A través del sacramento del Bautismo, todos los cristianos son parte del pueblo de Dios y participan en la misión de la Iglesia. El Concilio Vaticano II destacó de manera particular que todo bautizado y todas las comunidades cristianas participan en la tarea misionera de la Iglesia de ampliar los límites de la fe (Ad Gentes 2,6).
Por tanto, todo discípulo y toda comunidad cristiana son desafiados e invitados a ser misioneros haciendo suyo el mandato que Jesús confió a los Apóstoles, de ser sus "testigos en Jerusalén, en Judea y Samaria y hasta los confines de la tierra" (Hch 1,8). Así, el Papa Francisco insistió en que por cada miembro bautizado de la Iglesia "ya no decimos que somos 'discípulos' y 'misioneros', sino que siempre somos 'discípulos-misioneros'" (Evangelii Gaudium, 120).

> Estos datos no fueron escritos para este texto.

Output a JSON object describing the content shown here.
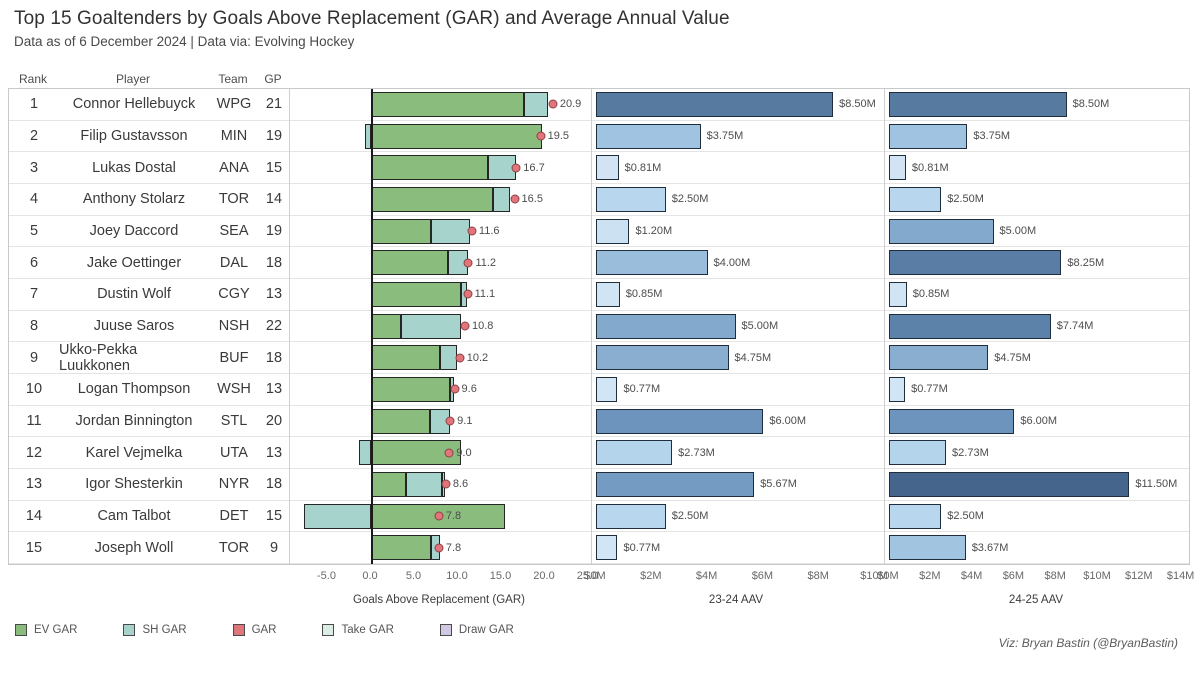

Como consagrados, nuestra profesión religiosa salesiana es una profundización única y fecunda de nuestra consagración bautismal en vista de nuestra misión particular en la Iglesia. Como Salesianos, somos, en todas partes, verdaderos misioneros de los jóvenes y la juventud es nuestra tierra de misión. Vivimos nuestro ser discípulos misioneros viviendo el espíritu misionero de Don Bosco. Este espíritu misionero, resumido en el 'Da mihi animas', es el corazón de la caridad pastoral que se manifiesta en el 'corazón oratoriano', en el fervor, en el entusiasmo y en la capacidad de diálogo intercultural e interreligioso. Es la pasión por la evangelización, especialmente de los jóvenes, y la voluntad de ser enviado donde sea necesario, expresado en el 'voy yo', considerado por el P. Alberto Caviglia como el 'lema salesiano'. En conclusión, el espíritu misionero es propio de todo salesiano, porque está arraigado en el mismo carisma salesiano. Es este espíritu misionero el que nos hace vivir la vida consagrada salesiana "en un estado permanente de misión".